Il ressort de ce texte que la troisième prolongation de rétention doit rester exceptionnelle et impose plus que la simple exigence de réalisation de diligences par la préfecture en vue de l'identification ou de la mise à exécution de la mesure d'éloignement.
En l'espèce, M. [O] a fait l'objet d'une décision de seconde prolongation de rétention par décision en date du 24 avril 2023 confirmée par la présente cour le 26 avril 2023 et le préfet a saisi le juge aux fins d'une troisième prolongation par requête en date du 23 mai 2023.
Il ressort de la procédure qu'un vol pour [Localité 1] était programmé le 19 mai 2023 et que l'éloignement n'a pas pu être mis à exécution en raison du refus de M. [O] d'embarquer. Il ressort des déclarations de l'étranger à l'audience qu'il n'indique pas ne pas avoir compris qu'il devait prendre l'avion mais qu'il n'avait pas été prévenu auparavant.
Ainsi, son refus est à l'origine de l'obstruction volontaire à son éloignement constatée dans les 15 jours précédant la requête aux fins de prolongation de la rétention.
Un nouvelle demande de routing a été formée dès le 19 mai 2023.
Dans ces conditions, les conditions de la troisième prolongation sont remplies, il convient de confirmer l'ordonnance entreprise.
Sur la demande d'assignation à résidence :
Aux termes de l'article L 743-13 du code de l'entrée et du séjour des étrangers et du droit d'asile (CESEDA), le juge des libertés et de la détention peut ordonner l'assignation à résidence de l'étranger lorsque celui-ci dispose de garanties de représentation effectives.
L'assignation à résidence ne peut être ordonnée par le juge qu'après remise à un service de police ou à une unité de gendarmerie de l'original du passeport et de tout document justificatif de son identité, en échange d'un récépissé valant justification de l'identité et sur lequel est portée la mention de la décision d'éloignement en instance d'exécution.

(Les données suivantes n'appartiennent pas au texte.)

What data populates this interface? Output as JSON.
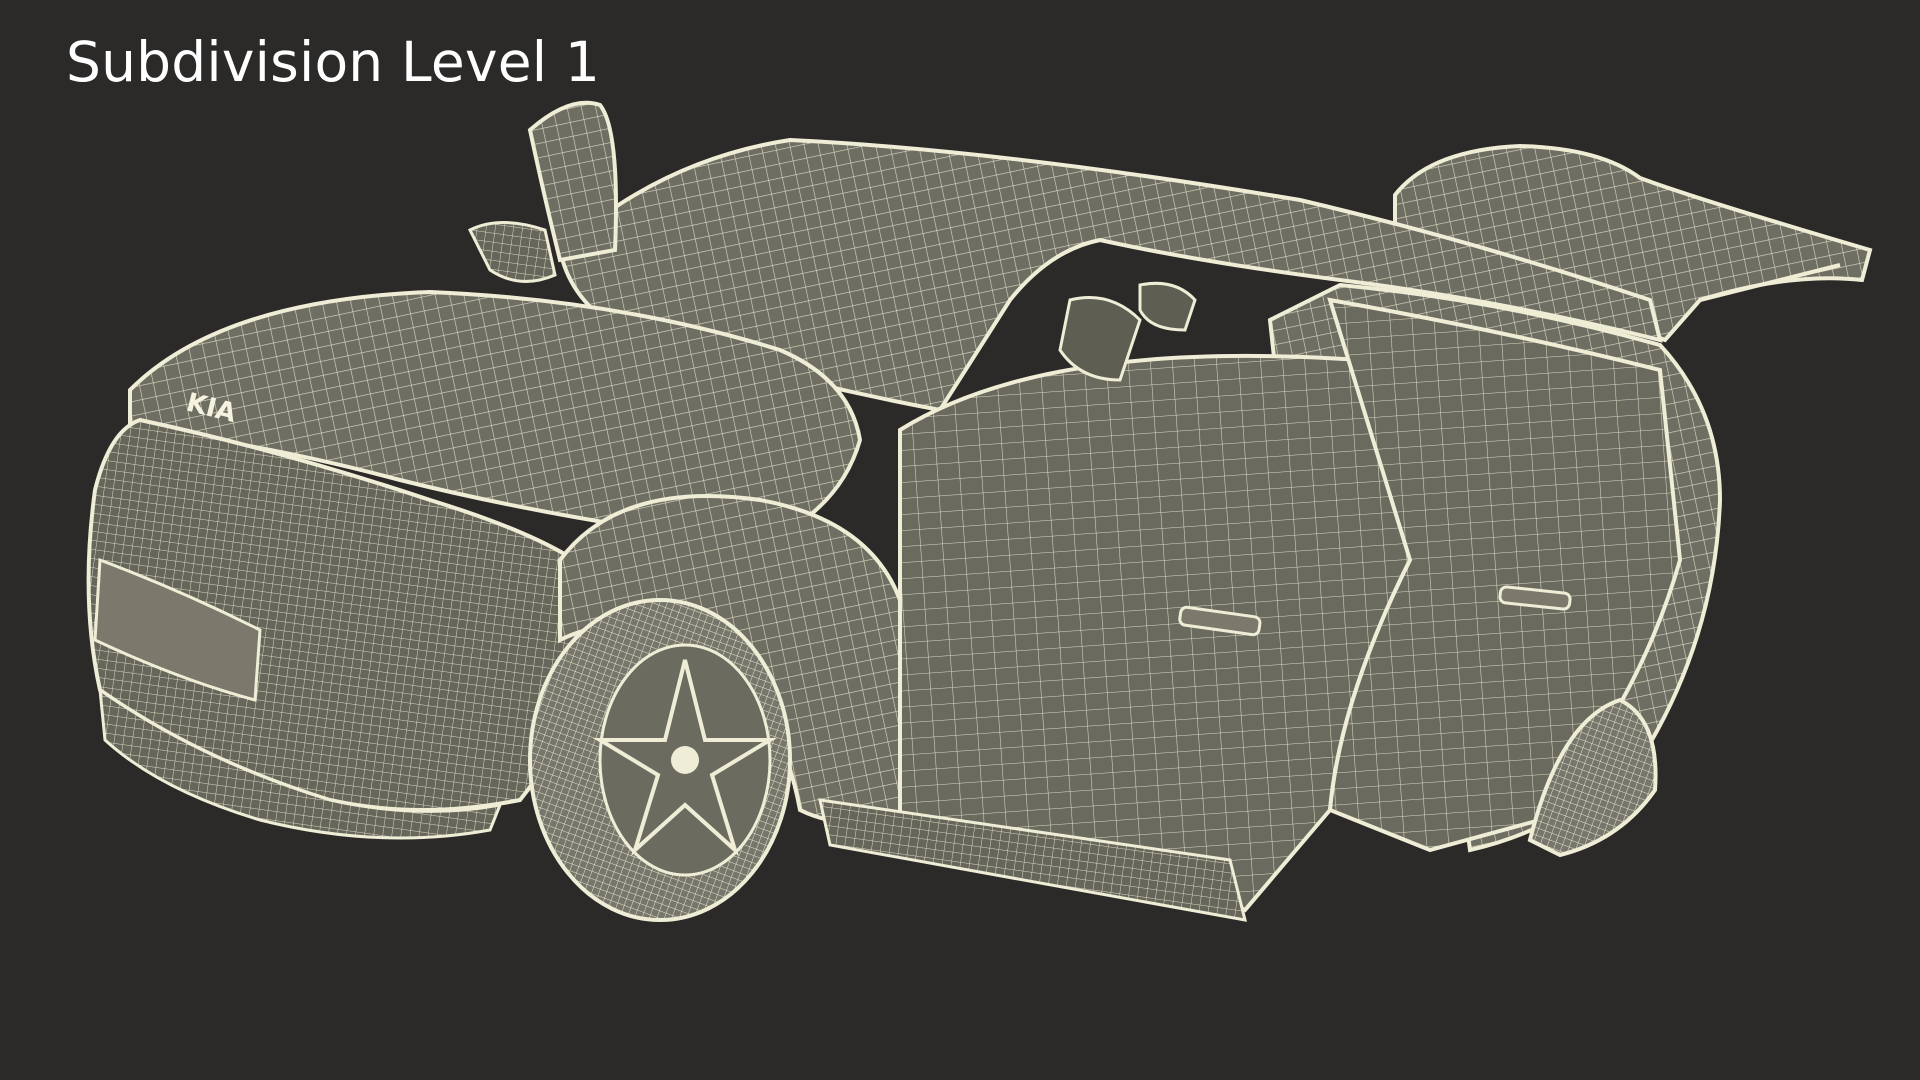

Lorsque l'étranger s'est préalablement soustrait à l'exécution d'une décision mentionnée à l'article L. 700-1, à l'exception de son 4°, l'assignation à résidence fait l'objet d'une motivation spéciale.
L'appréciation de l'opportunité d'accorder cette mesure, qui ne saurait non plus être automatique, suppose que les éléments de la procédure ne laissent pas apparaître un risque de non exécution de la mesure d'éloignement.
En l'espèce, Monsieur [O] justifiait lors d'une précédente prolongation d'une adresse par la production d'une attestation d'hébergement émanant de Madame [W] [G], d'une attestation de contrat ENGIE aux noms de 'Mr et Mme [E] [W] [G] et [C]'. Il indique à l'audience que cette adresse n'est plus d'actualité car il n'est plus en lien avec cette personne.
Monsieur [O] n'est pas titulaire d'un passeport en original et en cours de validité remis au directeur du centre de rétention administrative.
Dans ces conditions, M. [O] ne disposant pas de garanties de représentation effectives, une assignation à résidence constituerait un risque de non-exécution de la mesure d'éloignement et la demande sera rejetée.
PAR CES MOTIFS
Statuant publiquement par décision réputée contradictoire en dernier ressort, après débats en audience publique,
Confirmons l'ordonnance du Juge des libertés et de la détention de MARSEILLE en date du 24 Mai 2023.
Les parties sont avisées qu'elles peuvent se pourvoir en cassation contre cette ordonnance dans un délai de 2 mois à compter de cette notification, le pourvoi devant être formé par déclaration au greffe de la Cour de cassation, signé par un avocat au conseil d'Etat ou de la Cour de cassation.